As I argue in the penultimate chapter of my book (or maybe the chapter before that – it’s been a while since I finished it), one way that platforms foster transactions is by increasing information flow between the buyer and the seller (this is one thing I’ve gotten good at – plugging my book’s name in random sentences), and one way to do this is by sharing reviews and ratings.
From this perspective, for a platform’s judgment on a product or seller (usually it’s the seller, but for products such as AirBnb, information about buyers also matters) to be credible, it is important that they be aggregated in the right manner.

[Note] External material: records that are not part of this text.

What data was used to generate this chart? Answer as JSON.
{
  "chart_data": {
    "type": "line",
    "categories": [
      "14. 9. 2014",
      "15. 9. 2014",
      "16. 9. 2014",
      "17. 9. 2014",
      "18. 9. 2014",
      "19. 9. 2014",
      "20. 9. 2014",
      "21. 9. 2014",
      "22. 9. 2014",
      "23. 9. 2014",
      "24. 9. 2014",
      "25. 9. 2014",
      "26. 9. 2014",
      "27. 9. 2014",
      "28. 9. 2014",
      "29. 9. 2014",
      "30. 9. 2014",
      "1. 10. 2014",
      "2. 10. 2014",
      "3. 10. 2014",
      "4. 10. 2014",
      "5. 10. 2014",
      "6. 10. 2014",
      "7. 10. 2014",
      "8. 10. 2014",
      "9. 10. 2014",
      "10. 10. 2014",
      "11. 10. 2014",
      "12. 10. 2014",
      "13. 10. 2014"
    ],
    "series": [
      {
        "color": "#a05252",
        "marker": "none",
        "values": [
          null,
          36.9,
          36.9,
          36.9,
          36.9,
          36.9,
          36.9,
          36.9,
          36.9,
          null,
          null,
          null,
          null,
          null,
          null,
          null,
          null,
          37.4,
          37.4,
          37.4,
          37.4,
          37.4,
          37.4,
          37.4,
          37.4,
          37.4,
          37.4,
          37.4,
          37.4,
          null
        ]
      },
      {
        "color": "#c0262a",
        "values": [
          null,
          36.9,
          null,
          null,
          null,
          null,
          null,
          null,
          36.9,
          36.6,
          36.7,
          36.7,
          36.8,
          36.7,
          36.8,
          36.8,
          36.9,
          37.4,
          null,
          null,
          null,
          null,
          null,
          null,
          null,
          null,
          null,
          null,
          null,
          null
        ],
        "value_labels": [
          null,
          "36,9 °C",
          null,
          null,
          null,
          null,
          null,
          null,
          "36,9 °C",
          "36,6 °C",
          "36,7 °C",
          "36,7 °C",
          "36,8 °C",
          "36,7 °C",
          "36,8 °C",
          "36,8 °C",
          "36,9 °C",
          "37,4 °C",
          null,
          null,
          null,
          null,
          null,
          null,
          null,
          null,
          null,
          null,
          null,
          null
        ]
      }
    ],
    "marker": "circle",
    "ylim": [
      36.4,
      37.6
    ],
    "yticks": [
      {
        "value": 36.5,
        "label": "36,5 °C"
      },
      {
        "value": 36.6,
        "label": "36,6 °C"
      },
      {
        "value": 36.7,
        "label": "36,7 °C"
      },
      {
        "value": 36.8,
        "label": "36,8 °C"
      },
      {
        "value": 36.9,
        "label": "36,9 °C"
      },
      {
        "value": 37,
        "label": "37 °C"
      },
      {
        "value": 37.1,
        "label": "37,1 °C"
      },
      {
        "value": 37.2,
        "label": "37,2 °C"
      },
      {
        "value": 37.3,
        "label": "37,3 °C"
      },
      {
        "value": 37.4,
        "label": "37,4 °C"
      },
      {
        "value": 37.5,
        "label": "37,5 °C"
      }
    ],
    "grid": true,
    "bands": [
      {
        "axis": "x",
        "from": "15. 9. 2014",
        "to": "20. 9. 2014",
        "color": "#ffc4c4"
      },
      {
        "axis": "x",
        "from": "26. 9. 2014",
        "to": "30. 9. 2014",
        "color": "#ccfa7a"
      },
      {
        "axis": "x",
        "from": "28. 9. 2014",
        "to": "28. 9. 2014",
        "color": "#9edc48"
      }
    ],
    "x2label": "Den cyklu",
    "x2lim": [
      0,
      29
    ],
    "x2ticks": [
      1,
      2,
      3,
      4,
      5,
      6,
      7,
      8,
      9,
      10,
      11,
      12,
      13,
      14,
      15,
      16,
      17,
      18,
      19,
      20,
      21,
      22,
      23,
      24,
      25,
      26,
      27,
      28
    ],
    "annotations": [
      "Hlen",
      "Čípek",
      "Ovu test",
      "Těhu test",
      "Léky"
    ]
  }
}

One way to do this is to use some kind of a Z-score (relative to other ratings that the rater has given) and then come up with a normalised rating. But then this needs to be readjusted for the quality of the other items that this rater has rated. So you can think of some kind of a Singular Value Decomposition you can perform on ratings to find out the “true value” of a product (ok this is an achievement – using a linear algebra reference given how badly I suck in the topic).
I mean – it need not be THAT complicated, but the basic point is that it is important that platforms aggregate ratings in the right manner in order to convey accurate information about counterparties.
Nice post. Calibrating across different users/items is a major challenge in recommender system design.
Reminded me of a talk that I attended several years ago, where the speaker put a blue dot on the screen, and asked the audience to rate “how blue” the dot was from 1 to 10. Of course, different people came up with different numerical answers.
Next, he put up two blue dots, and asked us “which dot is bluer”. This time, all of us agreed that the left one was bluer than the right one.
The message is that cardinal ratings are not particularly useful; on the other hand, ordinal (comparative) ratings are surprisingly robust. This is why Netflix has recently moved away from the 5 star system to a more robust like/dislike model.